When he had the shop on Magazine Street, he worked nights making drinks at Commander’s Palace as a bartender to scrape together enough cash to keep himself and his business afloat.
“It looked like it was a dying proposition,” he said.
At the first location, Arcadian looked different from its current antique, bursting form that it takes on now. The bookstore was mainly a retail shop, selling fancy art books.
The second room in the store was a whole wall of French books, imported art postcards, classics and newer novels in the market.
It was in the back room of the store that Russell found himself displaying the second-hand books that now fill his current store from floor to ceiling.

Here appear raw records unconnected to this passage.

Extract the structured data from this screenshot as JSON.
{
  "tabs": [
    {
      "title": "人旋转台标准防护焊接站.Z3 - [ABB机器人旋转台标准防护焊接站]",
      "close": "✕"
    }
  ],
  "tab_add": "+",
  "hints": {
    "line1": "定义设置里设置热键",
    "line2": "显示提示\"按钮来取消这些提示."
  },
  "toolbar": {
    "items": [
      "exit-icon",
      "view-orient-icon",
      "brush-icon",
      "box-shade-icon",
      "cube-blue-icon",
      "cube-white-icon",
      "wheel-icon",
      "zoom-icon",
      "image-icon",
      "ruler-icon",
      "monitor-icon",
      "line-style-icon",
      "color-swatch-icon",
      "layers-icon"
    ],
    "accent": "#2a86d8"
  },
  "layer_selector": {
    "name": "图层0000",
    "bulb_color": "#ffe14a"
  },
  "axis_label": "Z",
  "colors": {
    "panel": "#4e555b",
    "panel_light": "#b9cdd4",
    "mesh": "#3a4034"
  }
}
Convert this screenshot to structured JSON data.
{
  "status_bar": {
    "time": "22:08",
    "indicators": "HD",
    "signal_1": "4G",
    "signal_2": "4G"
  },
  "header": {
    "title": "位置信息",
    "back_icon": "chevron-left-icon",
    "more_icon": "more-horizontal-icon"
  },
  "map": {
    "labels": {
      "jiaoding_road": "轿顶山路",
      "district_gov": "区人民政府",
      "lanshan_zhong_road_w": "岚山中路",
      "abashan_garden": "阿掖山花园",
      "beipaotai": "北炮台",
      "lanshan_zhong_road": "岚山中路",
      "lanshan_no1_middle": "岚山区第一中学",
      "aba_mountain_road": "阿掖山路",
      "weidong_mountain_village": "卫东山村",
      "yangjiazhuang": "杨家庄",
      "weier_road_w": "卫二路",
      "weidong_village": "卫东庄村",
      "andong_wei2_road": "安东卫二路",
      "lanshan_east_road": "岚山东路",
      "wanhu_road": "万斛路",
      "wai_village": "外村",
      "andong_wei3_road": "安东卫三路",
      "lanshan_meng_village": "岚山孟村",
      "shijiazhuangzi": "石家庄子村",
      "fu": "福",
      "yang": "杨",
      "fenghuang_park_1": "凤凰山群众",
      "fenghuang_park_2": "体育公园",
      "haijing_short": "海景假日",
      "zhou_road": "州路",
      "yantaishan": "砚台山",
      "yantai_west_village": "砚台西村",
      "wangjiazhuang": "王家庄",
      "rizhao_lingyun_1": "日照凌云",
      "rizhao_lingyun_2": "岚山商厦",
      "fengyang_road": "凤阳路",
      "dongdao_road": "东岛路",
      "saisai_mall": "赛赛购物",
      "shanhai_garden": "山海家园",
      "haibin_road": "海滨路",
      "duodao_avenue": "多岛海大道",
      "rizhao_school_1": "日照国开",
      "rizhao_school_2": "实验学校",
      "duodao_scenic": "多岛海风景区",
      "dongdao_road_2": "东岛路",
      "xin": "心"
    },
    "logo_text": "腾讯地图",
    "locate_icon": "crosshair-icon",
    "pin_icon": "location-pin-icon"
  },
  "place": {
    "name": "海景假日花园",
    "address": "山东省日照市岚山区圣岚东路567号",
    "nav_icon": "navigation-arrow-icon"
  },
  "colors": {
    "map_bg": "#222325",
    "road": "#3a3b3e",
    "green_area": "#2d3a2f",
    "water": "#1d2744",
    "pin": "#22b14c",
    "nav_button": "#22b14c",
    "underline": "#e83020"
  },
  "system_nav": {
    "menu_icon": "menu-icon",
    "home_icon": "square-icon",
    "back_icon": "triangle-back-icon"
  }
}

“I had to fill a room full with second-hand books, it wasn’t as easy as you might think. But I managed to do it, and I learned some lessons along the way,” he said.
Though it was hard, Russell said that there were a couple of things that helped him with the store.
One of those was the guy running the rare book collection in one of Tulane University’s libraries.
“He used to bring me trunk loads full of books every week or so, and I’d give him a couple hundred dollars or something. Looking back, he brought me some really, really nice stuff,” he said.
Now, Russell and his store have made it into French guidebooks and onto French TV and have many regulars that come to visit.
During the COVID-19 pandemic, Russell got a small taste of retirement while being closed for six weeks. While he loved the reprieve of getting to sleep in late, he is not sure retirement is on his radar quite yet.
“It’s like I open my living room to the public and they give me money,” he said. “So why would I want to stop doing this? It’s so easy.”
Even being aware of his own success, Russell cautions people who want to open a bookstore from banking their financial success on such a dream.
“Don’t do it as a career, do it as a sideline. Make sure you have another income, I mean I worked for 12 years at night…But if you’re counting on making money off of it it’s not necessarily an easy thing to do,” he said.
“People that tell me they want to do it for a living I warn them: What do you do when you're sitting here and you’re not selling anything and you still have your bills to pay?” he continued.
But even including the forewarning, Russell has made the life of a bookstore owner quite desirable.
In the late ’80s, Russell met the love of his life in the very store where he was sitting while recalling his memories nearly 40 years later.
Her name was Lynn, and when she walked out of Arcadian the first time she met Russell, the teacher who brought her in said “You should marry that guy.”
Thirteen years later, she would.
Lynn came back into the store after her initial visit and planned her first date with Russell: to a movie theater to see a depressing French movie called Blue.
“We had a nice couple of evenings we spent together and then kind of were apart, but she’d come around every once in a while. She was real eccentric,” he said.
Russell remembered in good humor the story of their time apart: “We went out on a couple of dates and I had to break a date, and she was a real stickler for etiquette so she kind of dismissed me.”
Six years after they first dated, they got back together and there was no looking back. The two lived together for seven years before getting married.
“She took good care of me, and we were very happy together,” he said.
Lynn and Russell were married for eight years before she passed away in 2008.
“My brother told me after she passed, ‘Look at the full half of the glass: most people never get that. They don’t ever have a relationship that lasts that long.’...We had some very happy times together and were very well suited for one another,” Russell said.
Along with meeting his wife at Arcadian, Russell said he has also met some of his best friends through the store.
“It’s been a really, really pleasant life. I’m happy with it. Nothing I can say, no complaints,” Russell chuckled.